「狂武蔵」体力の限界に迫るプロレス的なアクション時代劇。まだまだ迫れるものがある気がした。
新しい宮本武蔵映画の誕生と言っていいだろう。吉岡一門との対400人との決闘を77分のワンカットでカメラで捉えるという無謀な実験。予想以上にそれは成功している。だが、やはりカットして映画的なダイナミズムをもっと追求してもいいのではないか?と思う人も多いだろう。ただ、なんでもVFXに頼りがちな昨今、人間の生の疲労感が映像に焼き付けられる感じは気持ちよかった。

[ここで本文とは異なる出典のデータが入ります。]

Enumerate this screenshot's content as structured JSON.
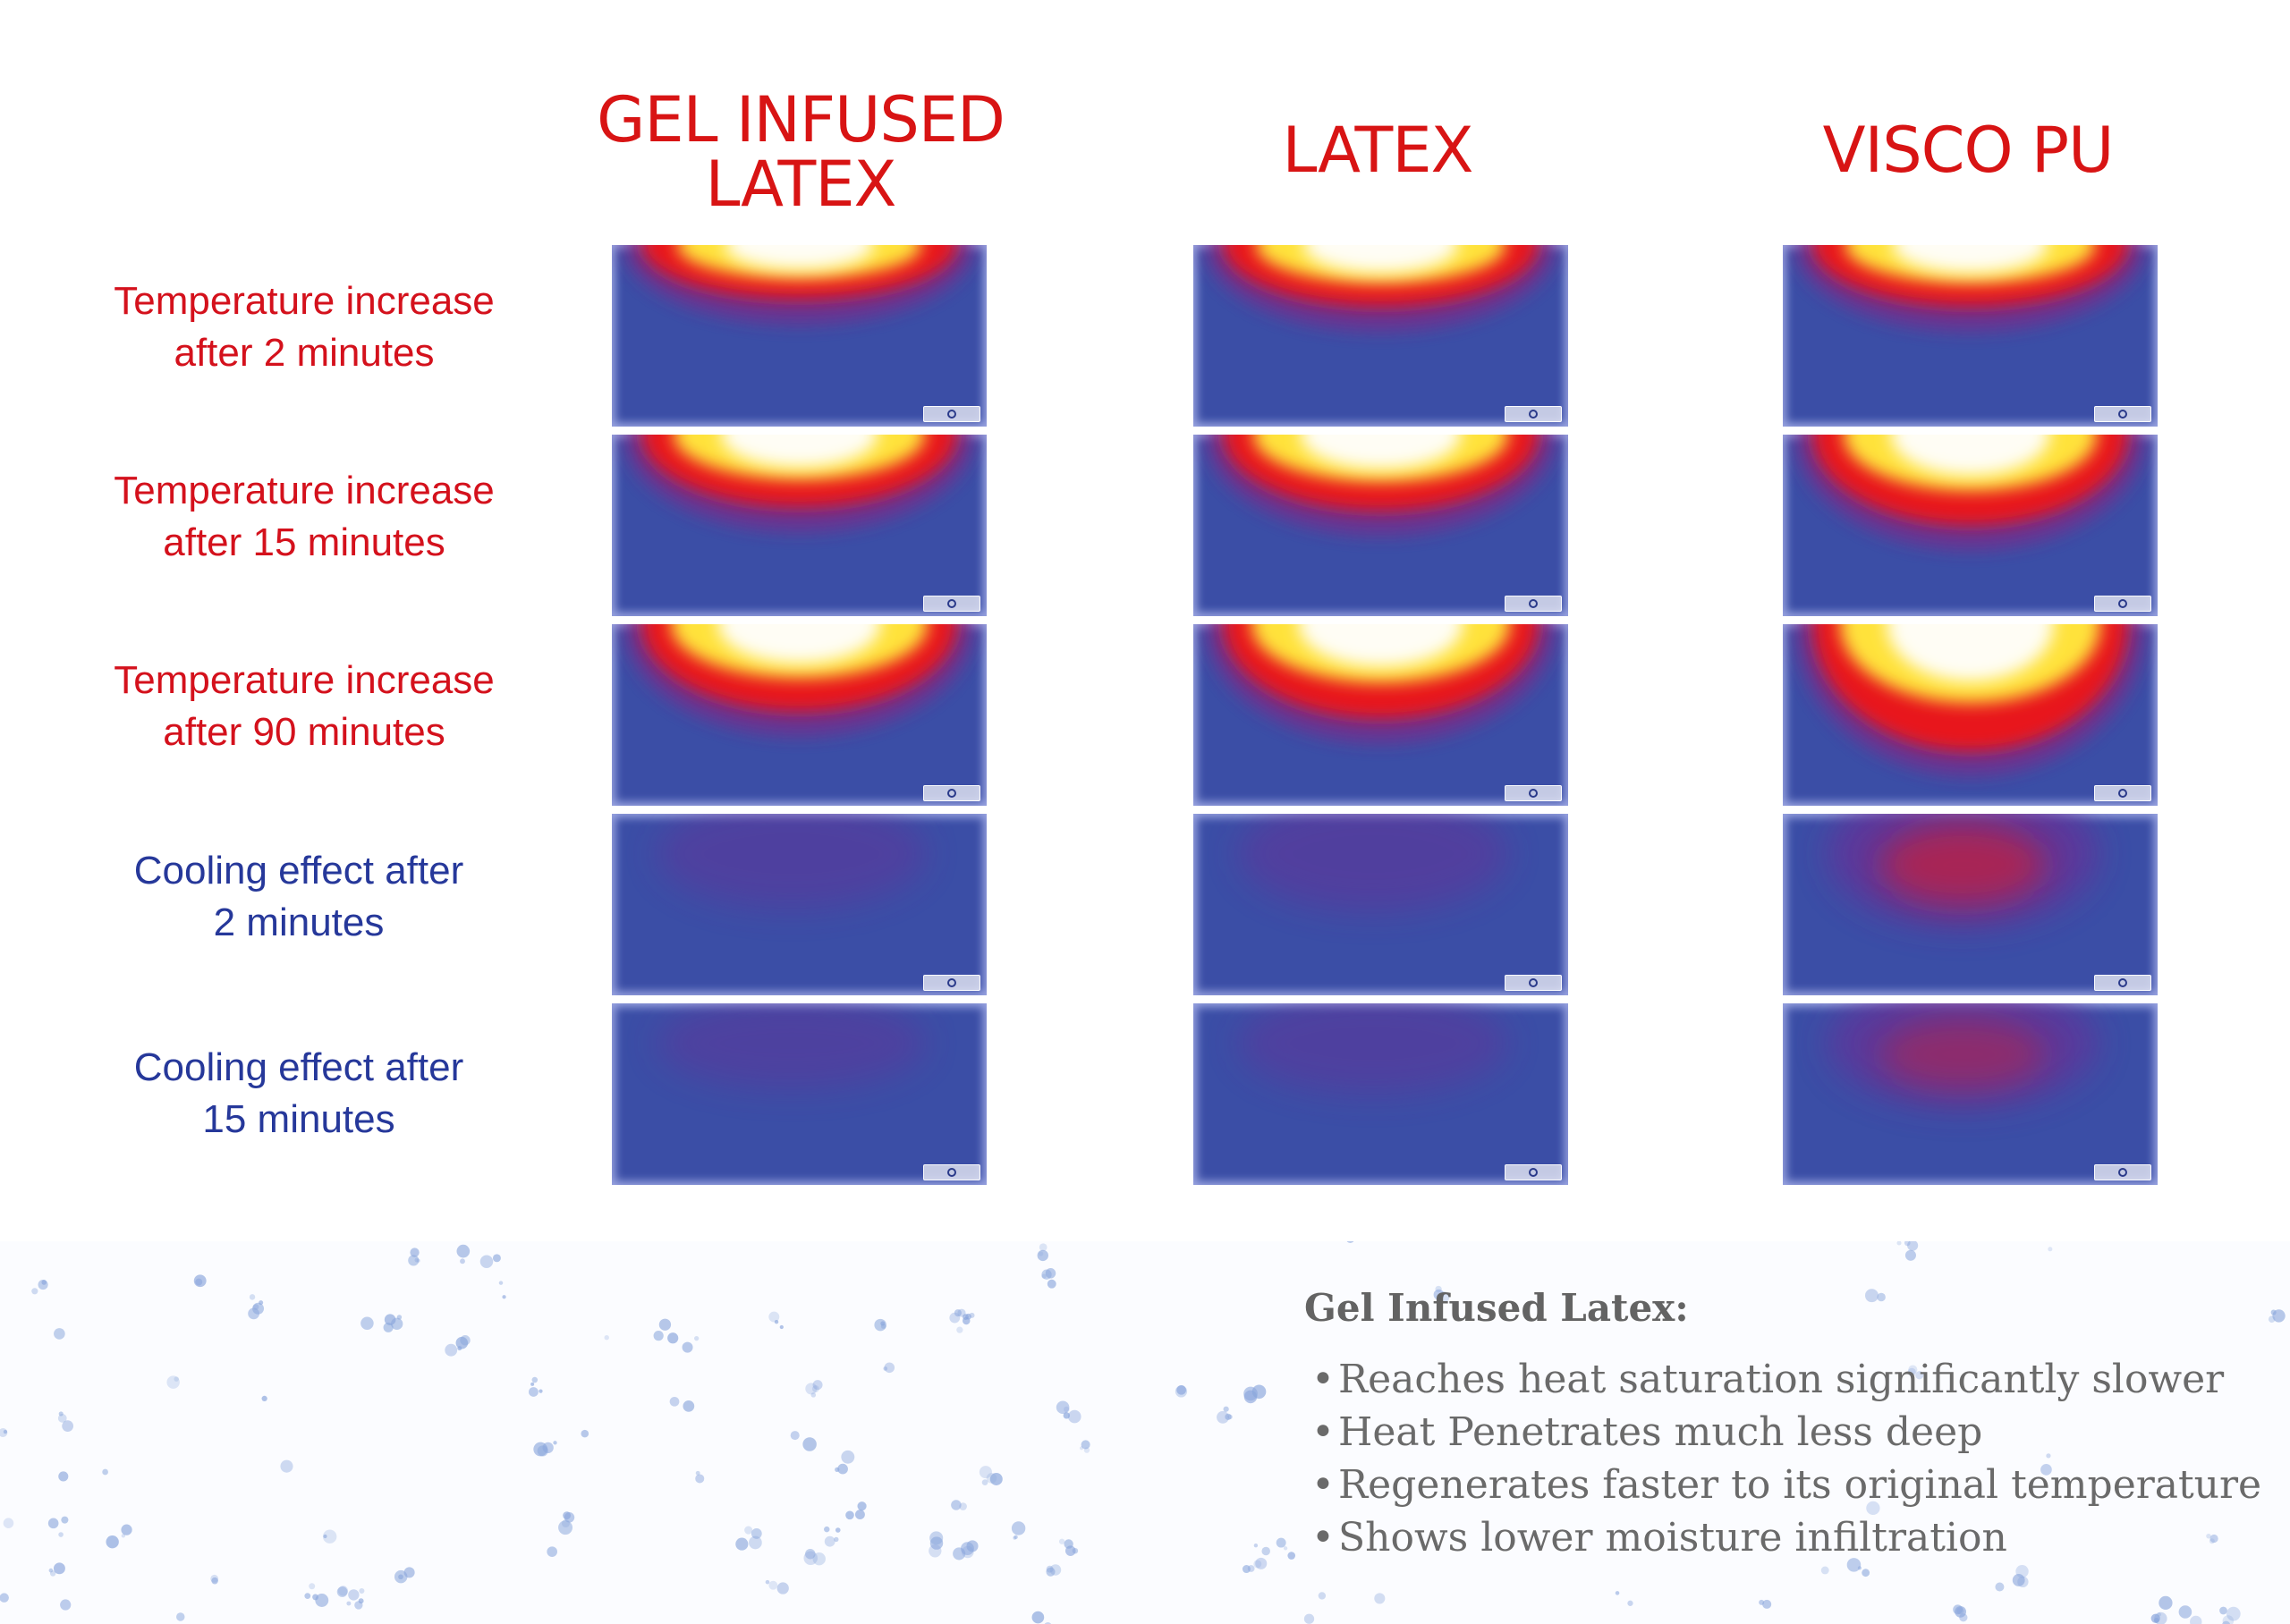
{
  "columns": [
    {
      "id": "gel",
      "title_lines": [
        "GEL INFUSED",
        "LATEX"
      ]
    },
    {
      "id": "latex",
      "title_lines": [
        "LATEX"
      ]
    },
    {
      "id": "visco",
      "title_lines": [
        "VISCO PU"
      ]
    }
  ],
  "rows": [
    {
      "id": "heat-2",
      "type": "heat",
      "label_lines": [
        "Temperature increase",
        "after 2 minutes"
      ]
    },
    {
      "id": "heat-15",
      "type": "heat",
      "label_lines": [
        "Temperature increase",
        "after 15 minutes"
      ]
    },
    {
      "id": "heat-90",
      "type": "heat",
      "label_lines": [
        "Temperature increase",
        "after 90 minutes"
      ]
    },
    {
      "id": "cool-2",
      "type": "cool",
      "label_lines": [
        "Cooling effect after",
        "2 minutes"
      ]
    },
    {
      "id": "cool-15",
      "type": "cool",
      "label_lines": [
        "Cooling effect after",
        "15 minutes"
      ]
    }
  ],
  "thermal_maps": {
    "heat-2": {
      "gel": {
        "level": 0.55,
        "depth": 0.3
      },
      "latex": {
        "level": 0.7,
        "depth": 0.34
      },
      "visco": {
        "level": 0.72,
        "depth": 0.34
      }
    },
    "heat-15": {
      "gel": {
        "level": 0.75,
        "depth": 0.4
      },
      "latex": {
        "level": 0.85,
        "depth": 0.42
      },
      "visco": {
        "level": 0.8,
        "depth": 0.5
      }
    },
    "heat-90": {
      "gel": {
        "level": 0.9,
        "depth": 0.48
      },
      "latex": {
        "level": 0.95,
        "depth": 0.52
      },
      "visco": {
        "level": 1.0,
        "depth": 0.7
      }
    },
    "cool-2": {
      "gel": {
        "level": 0.15,
        "depth": 0.3
      },
      "latex": {
        "level": 0.25,
        "depth": 0.32
      },
      "visco": {
        "level": 0.8,
        "depth": 0.4
      }
    },
    "cool-15": {
      "gel": {
        "level": 0.1,
        "depth": 0.25
      },
      "latex": {
        "level": 0.15,
        "depth": 0.28
      },
      "visco": {
        "level": 0.65,
        "depth": 0.35
      }
    }
  },
  "colors": {
    "heading_red": "#d81414",
    "cool_label_blue": "#26389a",
    "panel_blue": "#3b4ea6",
    "heat_red": "#e8141e",
    "heat_yellow": "#ffe23a",
    "heat_white": "#ffffff",
    "speckle": "#8aa6dc"
  },
  "notes": {
    "title": "Gel Infused Latex:",
    "items": [
      "Reaches heat saturation significantly slower",
      "Heat Penetrates much less deep",
      "Regenerates faster to its original temperature",
      "Shows lower moisture infiltration"
    ]
  }
}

この映画に、決闘以外のドラマはない。セリフもほとんどないし、脚本にもないのではないか?あくまでも、セットの中での動きと時間の勝負!単調になりがちな、殺陣をどういう画で見せていくか?そういうデザインと仕掛けとリハーサルに費やされた時間は多いと思う。

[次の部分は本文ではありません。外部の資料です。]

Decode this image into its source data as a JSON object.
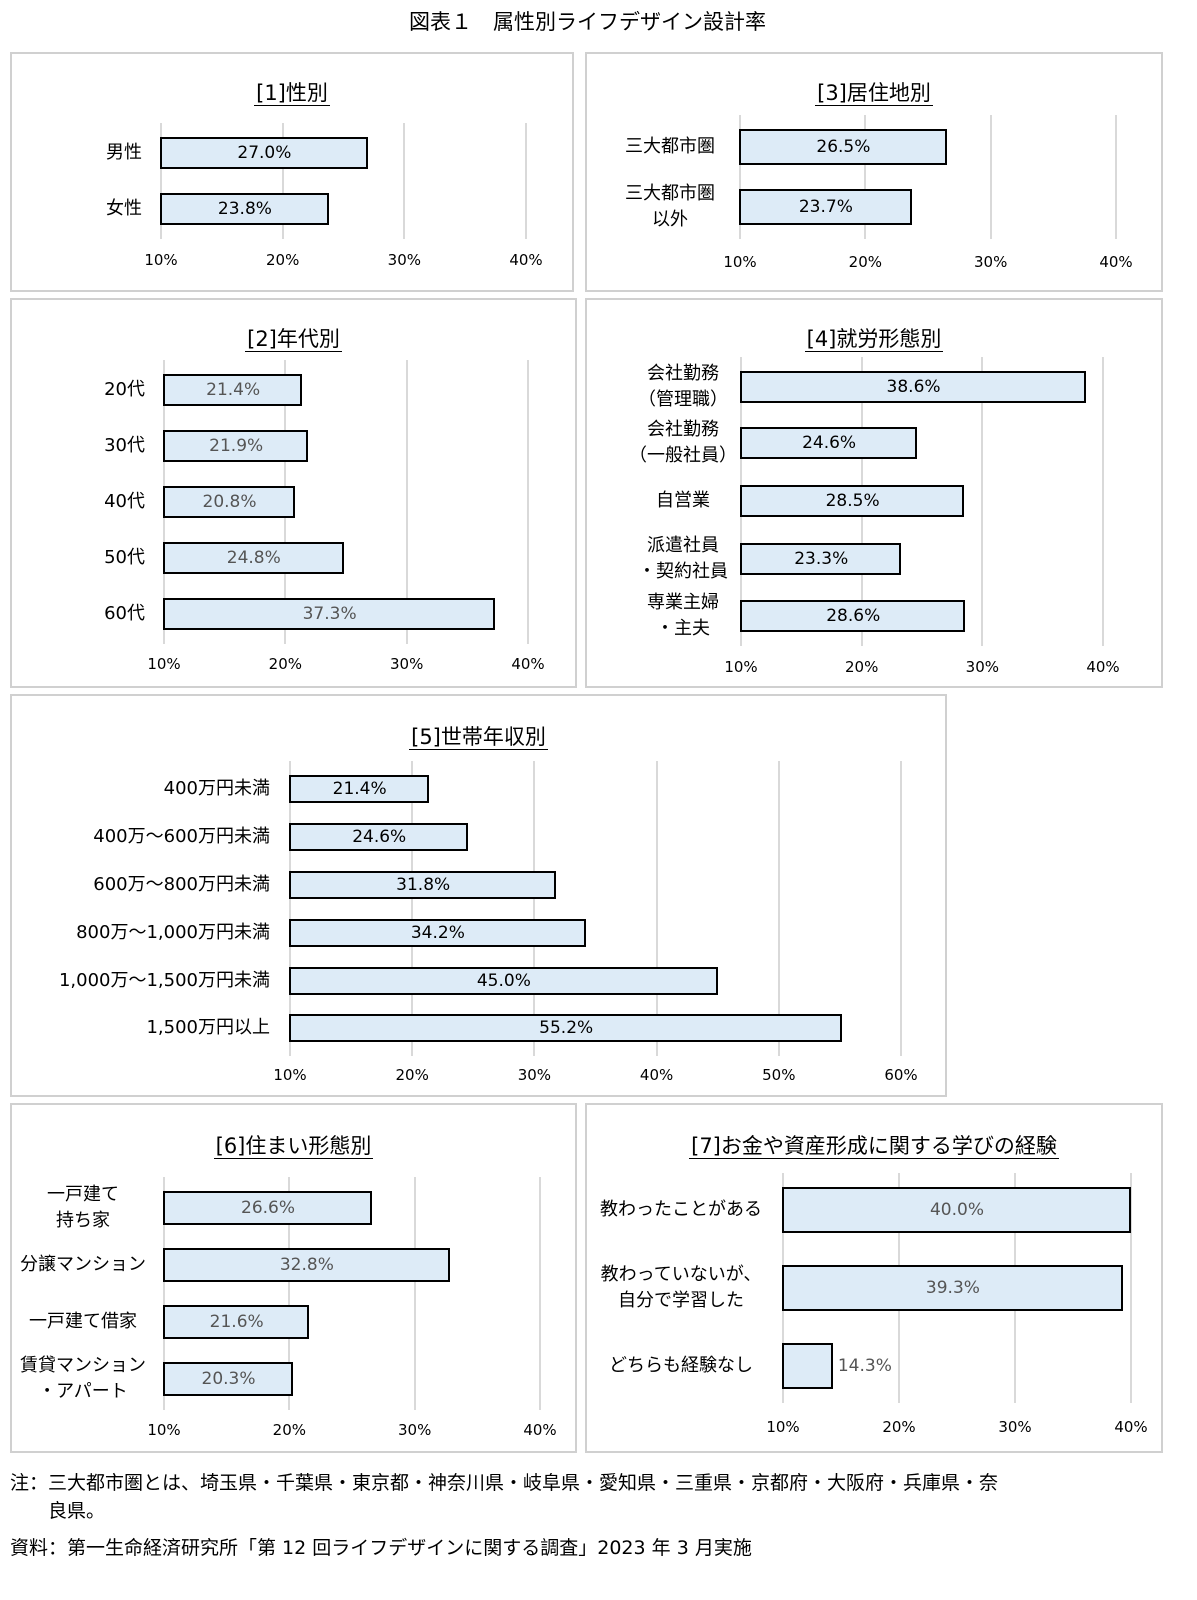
{
  "figure_title": "図表１　属性別ライフデザイン設計率",
  "bar_color": "#ddebf7",
  "chart_data": [
    {
      "type": "bar",
      "title": "[1]性別",
      "categories": [
        "男性",
        "女性"
      ],
      "values": [
        27.0,
        23.8
      ],
      "data_labels": [
        "27.0%",
        "23.8%"
      ],
      "xlim": [
        10,
        40
      ],
      "ticks": [
        "10%",
        "20%",
        "30%",
        "40%"
      ],
      "grid": true
    },
    {
      "type": "bar",
      "title": "[3]居住地別",
      "categories": [
        "三大都市圏",
        "三大都市圏\n以外"
      ],
      "values": [
        26.5,
        23.7
      ],
      "data_labels": [
        "26.5%",
        "23.7%"
      ],
      "xlim": [
        10,
        40
      ],
      "ticks": [
        "10%",
        "20%",
        "30%",
        "40%"
      ],
      "grid": true
    },
    {
      "type": "bar",
      "title": "[2]年代別",
      "categories": [
        "20代",
        "30代",
        "40代",
        "50代",
        "60代"
      ],
      "values": [
        21.4,
        21.9,
        20.8,
        24.8,
        37.3
      ],
      "data_labels": [
        "21.4%",
        "21.9%",
        "20.8%",
        "24.8%",
        "37.3%"
      ],
      "xlim": [
        10,
        40
      ],
      "ticks": [
        "10%",
        "20%",
        "30%",
        "40%"
      ],
      "grid": true
    },
    {
      "type": "bar",
      "title": "[4]就労形態別",
      "categories": [
        "会社勤務\n（管理職）",
        "会社勤務\n（一般社員）",
        "自営業",
        "派遣社員\n・契約社員",
        "専業主婦\n・主夫"
      ],
      "values": [
        38.6,
        24.6,
        28.5,
        23.3,
        28.6
      ],
      "data_labels": [
        "38.6%",
        "24.6%",
        "28.5%",
        "23.3%",
        "28.6%"
      ],
      "xlim": [
        10,
        40
      ],
      "ticks": [
        "10%",
        "20%",
        "30%",
        "40%"
      ],
      "grid": true
    },
    {
      "type": "bar",
      "title": "[5]世帯年収別",
      "categories": [
        "400万円未満",
        "400万～600万円未満",
        "600万～800万円未満",
        "800万～1,000万円未満",
        "1,000万～1,500万円未満",
        "1,500万円以上"
      ],
      "values": [
        21.4,
        24.6,
        31.8,
        34.2,
        45.0,
        55.2
      ],
      "data_labels": [
        "21.4%",
        "24.6%",
        "31.8%",
        "34.2%",
        "45.0%",
        "55.2%"
      ],
      "xlim": [
        10,
        60
      ],
      "ticks": [
        "10%",
        "20%",
        "30%",
        "40%",
        "50%",
        "60%"
      ],
      "grid": true
    },
    {
      "type": "bar",
      "title": "[6]住まい形態別",
      "categories": [
        "一戸建て\n持ち家",
        "分譲マンション",
        "一戸建て借家",
        "賃貸マンション\n・アパート"
      ],
      "values": [
        26.6,
        32.8,
        21.6,
        20.3
      ],
      "data_labels": [
        "26.6%",
        "32.8%",
        "21.6%",
        "20.3%"
      ],
      "xlim": [
        10,
        40
      ],
      "ticks": [
        "10%",
        "20%",
        "30%",
        "40%"
      ],
      "grid": true
    },
    {
      "type": "bar",
      "title": "[7]お金や資産形成に関する学びの経験",
      "categories": [
        "教わったことがある",
        "教わっていないが、\n自分で学習した",
        "どちらも経験なし"
      ],
      "values": [
        40.0,
        39.3,
        14.3
      ],
      "data_labels": [
        "40.0%",
        "39.3%",
        "14.3%"
      ],
      "xlim": [
        10,
        40
      ],
      "ticks": [
        "10%",
        "20%",
        "30%",
        "40%"
      ],
      "grid": true
    }
  ],
  "notes": {
    "note": "注：三大都市圏とは、埼玉県・千葉県・東京都・神奈川県・岐阜県・愛知県・三重県・京都府・大阪府・兵庫県・奈\n　　良県。",
    "source": "資料：第一生命経済研究所「第 12 回ライフデザインに関する調査」2023 年 3 月実施"
  }
}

映像を見ていればわかるが、西陽が眩しいシーンが何回かある。つまり、日暮れの77分で撮りあげた映画である。普通に考えて、この動きのアクションを続けるのは尋常ではない。ましてや主役は武蔵に見えなくてはいけない。そう考えれば、様々に問題はあるし、いろいろいう人もいるだろうが、まあ、作品として、これを仕上げたことには拍手ではある。坂口拓という人のアクション俳優としてのイカれた部分は十分に見える。
私は、殺陣を見ていて、坂口が絶対的に強い武蔵には見えてこなかった。ある意味、根性で敵を斬っていく感じである。そう、敵との間合いに五輪書にあるような哲学が見えるわけではない。ただ、そこに敵がいるから斬るという感じ。だから、この項のタイトルにつけたように、スクリーンに映ったものは、プロレス的なものであった。考えれば、普通の喧嘩や斬り合いは、見せ物としてはつまらない。それをショー的に見せるのがプロだ。坂口は、それは十分承知の上で、エンターテインメントとしての1対多人数という決闘を成立させていく。

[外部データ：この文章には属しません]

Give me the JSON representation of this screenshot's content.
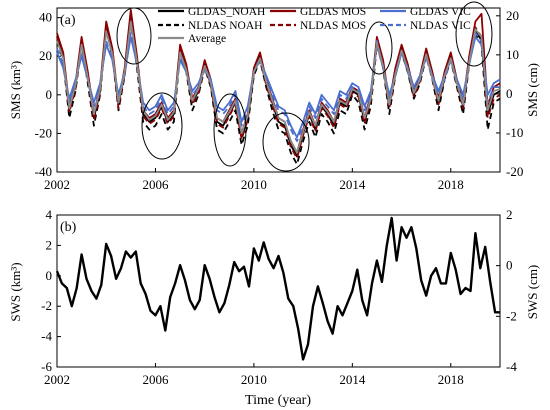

休憩をするところも作り、給水もする。まさに、アスリートとしてのアクションの連続がどこまで可能なのか?それは、カメラを回す方も同様だ。観ていくと、確実に、役者もスタッフも疲れて行っているのがわかる、それを楽しむのもこの映画の見方なのだろう。
これまで、誰もやらなかった、こういう決闘をリアルタイムで見せるという行為を試し、完成させたことは、デジタルで作る時代劇というのは、もっとリアルな方向にも進めるということなのかもしれない。
ただ、武蔵が人を斬ると血飛沫が飛び散るのだが、これが全てVFXのようで、着物についたり、地べたに残ったりしないので、今一、リアルな臭いがしなかったのは残念だった。武蔵は返り血もほとんど浴びずに人を斬り続ける。それは、ワンカットで撮っているためのハンデみたいなものなのだが、この辺りは作品のあり方として弱い。
ワンカットの決闘の最後は俯瞰になる。カメラをクレーンにくくりつけて撮ったような感じだと思うが、これ「カメラを止めるな」と同じなんですよね。多分、一回、俯瞰の画から元の構図に戻すのが難しいということなのだと思うのですが、どうなのでしょうか?
そういう、勘ぐりみたいな感想はいっぱい出てくるでしょうが、時代劇の作り方というものを一歩進めた感じは面白かったです。そして、この映画を観て、こういうアクションを本気でやる人が増えればいいなと思った作品でもあります。デジタルとはいえ、映画とは身体使ってナンボという世界ですよね。